Na noite da segunda-feira (20) cinco candidatos ao governo da Bahia participaram do debate em uma rede de televisão da capital. Jaques Wagner (PT), Paulo Souto (DEM), Geddel Vieira Lima (PMDB), Marcos Mendes (PSOL) e Luiz Bassuma (PV) defenderam seus posicionamentos e criticaram com veemência o governo atual.

Os ataques a administração do PT transmitidos no horário eleitoral gratuito foram mantidos durante o debate. Jaques Wagner respondeu às críticas de seus opositores e quando necessário se fez de desentendido, como no caso das denúncias de corrupção.

Educação, saúde, geração de empregos, aumento da violência, meio ambiente, construção de rodovias, reforma agrária e corrupção foram temas discutidos durante todo o debate, aliás, o que se viu ontem foi bem mais um embate político entre candidatos do que a exposição de planos de governo.

Um ponto que chamou atenção foi a denúncia de Geddel de que o governo estaria devendo à Prefeitura Municipal de Salvador, R$ 19 milhões, o que segundo, Jaques, não é verdade.
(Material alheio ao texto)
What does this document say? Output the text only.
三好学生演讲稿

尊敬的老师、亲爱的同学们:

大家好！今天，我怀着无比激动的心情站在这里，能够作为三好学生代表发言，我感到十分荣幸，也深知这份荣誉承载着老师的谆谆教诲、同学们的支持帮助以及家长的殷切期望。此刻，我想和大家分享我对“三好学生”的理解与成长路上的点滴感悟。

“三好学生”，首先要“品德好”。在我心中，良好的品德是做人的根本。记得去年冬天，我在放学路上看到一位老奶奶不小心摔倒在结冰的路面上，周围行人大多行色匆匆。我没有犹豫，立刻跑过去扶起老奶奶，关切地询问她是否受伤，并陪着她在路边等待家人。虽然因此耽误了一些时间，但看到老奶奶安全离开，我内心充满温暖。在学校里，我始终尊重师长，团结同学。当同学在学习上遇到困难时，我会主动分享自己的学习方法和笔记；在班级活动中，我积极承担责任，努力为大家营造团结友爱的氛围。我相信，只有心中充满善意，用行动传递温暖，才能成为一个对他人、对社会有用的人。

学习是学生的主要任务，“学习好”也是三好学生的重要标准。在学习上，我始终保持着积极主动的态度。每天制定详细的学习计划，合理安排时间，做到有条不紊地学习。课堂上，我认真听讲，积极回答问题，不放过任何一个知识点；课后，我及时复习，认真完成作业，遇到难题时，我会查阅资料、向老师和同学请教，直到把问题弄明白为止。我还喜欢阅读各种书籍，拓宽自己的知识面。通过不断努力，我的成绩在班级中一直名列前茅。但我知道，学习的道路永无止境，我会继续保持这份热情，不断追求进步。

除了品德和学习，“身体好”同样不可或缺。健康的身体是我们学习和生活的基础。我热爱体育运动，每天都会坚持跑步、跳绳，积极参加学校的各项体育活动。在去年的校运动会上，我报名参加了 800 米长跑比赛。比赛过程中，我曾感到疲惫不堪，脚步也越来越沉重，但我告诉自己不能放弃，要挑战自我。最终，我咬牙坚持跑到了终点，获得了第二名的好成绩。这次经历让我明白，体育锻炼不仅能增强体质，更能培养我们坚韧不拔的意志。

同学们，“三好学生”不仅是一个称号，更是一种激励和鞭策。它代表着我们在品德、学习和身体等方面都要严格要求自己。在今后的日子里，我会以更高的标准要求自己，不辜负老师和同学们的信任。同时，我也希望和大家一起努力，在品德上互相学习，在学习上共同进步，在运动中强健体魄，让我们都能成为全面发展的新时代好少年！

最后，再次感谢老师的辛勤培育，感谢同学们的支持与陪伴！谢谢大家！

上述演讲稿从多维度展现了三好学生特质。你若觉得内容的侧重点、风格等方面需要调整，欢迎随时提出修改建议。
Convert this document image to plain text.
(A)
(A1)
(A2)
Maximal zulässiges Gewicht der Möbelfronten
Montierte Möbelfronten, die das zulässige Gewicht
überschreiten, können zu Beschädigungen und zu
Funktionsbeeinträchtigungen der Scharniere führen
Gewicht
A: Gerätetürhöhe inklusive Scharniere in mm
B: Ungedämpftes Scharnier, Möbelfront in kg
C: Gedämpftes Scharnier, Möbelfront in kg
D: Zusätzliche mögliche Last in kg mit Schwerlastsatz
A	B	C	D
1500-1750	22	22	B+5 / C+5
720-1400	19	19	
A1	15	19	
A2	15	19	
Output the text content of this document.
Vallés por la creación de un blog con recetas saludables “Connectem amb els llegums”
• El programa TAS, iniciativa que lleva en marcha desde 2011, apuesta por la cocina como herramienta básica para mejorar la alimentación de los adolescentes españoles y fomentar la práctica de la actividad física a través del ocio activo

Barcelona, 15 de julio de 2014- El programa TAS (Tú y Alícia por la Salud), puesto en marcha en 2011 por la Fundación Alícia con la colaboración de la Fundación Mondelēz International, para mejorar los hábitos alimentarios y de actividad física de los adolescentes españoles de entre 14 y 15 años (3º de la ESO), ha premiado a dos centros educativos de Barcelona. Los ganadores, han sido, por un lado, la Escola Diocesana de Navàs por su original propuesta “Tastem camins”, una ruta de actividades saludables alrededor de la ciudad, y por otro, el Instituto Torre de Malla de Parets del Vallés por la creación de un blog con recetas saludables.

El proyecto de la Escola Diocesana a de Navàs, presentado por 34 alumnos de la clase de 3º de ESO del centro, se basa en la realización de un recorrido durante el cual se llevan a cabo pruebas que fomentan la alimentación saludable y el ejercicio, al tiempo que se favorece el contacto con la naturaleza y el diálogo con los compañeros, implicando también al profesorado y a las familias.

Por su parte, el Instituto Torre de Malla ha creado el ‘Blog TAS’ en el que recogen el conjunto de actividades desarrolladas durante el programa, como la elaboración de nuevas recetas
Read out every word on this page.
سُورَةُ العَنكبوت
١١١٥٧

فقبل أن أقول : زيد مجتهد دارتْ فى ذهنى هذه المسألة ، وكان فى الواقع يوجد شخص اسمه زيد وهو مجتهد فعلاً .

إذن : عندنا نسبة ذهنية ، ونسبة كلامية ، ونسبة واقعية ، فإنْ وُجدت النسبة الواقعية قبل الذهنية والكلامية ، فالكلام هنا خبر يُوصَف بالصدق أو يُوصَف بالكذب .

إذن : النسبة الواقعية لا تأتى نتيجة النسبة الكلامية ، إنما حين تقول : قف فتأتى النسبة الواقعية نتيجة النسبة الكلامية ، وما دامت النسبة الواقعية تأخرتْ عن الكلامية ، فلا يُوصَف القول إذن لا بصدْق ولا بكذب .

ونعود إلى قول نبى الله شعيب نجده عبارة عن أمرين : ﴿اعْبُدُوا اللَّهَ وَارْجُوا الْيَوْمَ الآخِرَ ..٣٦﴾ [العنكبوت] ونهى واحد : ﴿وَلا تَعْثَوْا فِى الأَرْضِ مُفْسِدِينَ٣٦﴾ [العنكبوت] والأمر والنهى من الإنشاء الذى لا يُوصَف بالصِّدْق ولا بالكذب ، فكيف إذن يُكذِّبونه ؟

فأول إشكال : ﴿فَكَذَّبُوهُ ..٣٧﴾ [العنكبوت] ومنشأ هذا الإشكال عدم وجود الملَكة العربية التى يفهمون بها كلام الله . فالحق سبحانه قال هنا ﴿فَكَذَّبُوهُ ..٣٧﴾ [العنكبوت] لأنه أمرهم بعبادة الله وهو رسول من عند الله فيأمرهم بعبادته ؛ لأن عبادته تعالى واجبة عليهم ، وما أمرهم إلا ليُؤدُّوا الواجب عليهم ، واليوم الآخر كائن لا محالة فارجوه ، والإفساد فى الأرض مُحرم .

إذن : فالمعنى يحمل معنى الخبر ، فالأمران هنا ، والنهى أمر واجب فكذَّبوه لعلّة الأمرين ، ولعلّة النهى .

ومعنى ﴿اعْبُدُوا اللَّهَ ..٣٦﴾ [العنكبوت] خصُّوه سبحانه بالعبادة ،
Luiz Bassuma também foi incisivo quanto às denúncias de corrupção na área da saúde, segundo ele, houve um desvio anual de R$ 1 bilhão, o que pode ser conferido no livro do médico Eduardo Leite. Diante da grave denúncia, o candidato verde foi alertado pelo governador Wagner, que disse que, se ele sabia do esquema ilegal deveria ter encaminhado a denúncia ao Ministério Público.

Por fim, as críticas de Geddel a Paulo Souto e a Wagner foram uma tentativa real de levar a eleição para o segundo turno, coisa que Bassuma e Marcos Mendes também desejam. Paulo Souto não soube explicar porque seu governo ainda é tão criticado e disse que ele nunca teve a pretensão de acabar com todos os problemas da Bahia, como faz, segundo ele, Jaques Wagner.

Já Wagner manteve-se calmo durante as críticas, prometendo apurá-las e como tem feito durante sua campanha, falou da importância de um governo unificado, com Dilma, Lídice e Pinheiro, só assim, segundo ele, a Bahia poderá dar continuidade ao projeto defendido por Lula.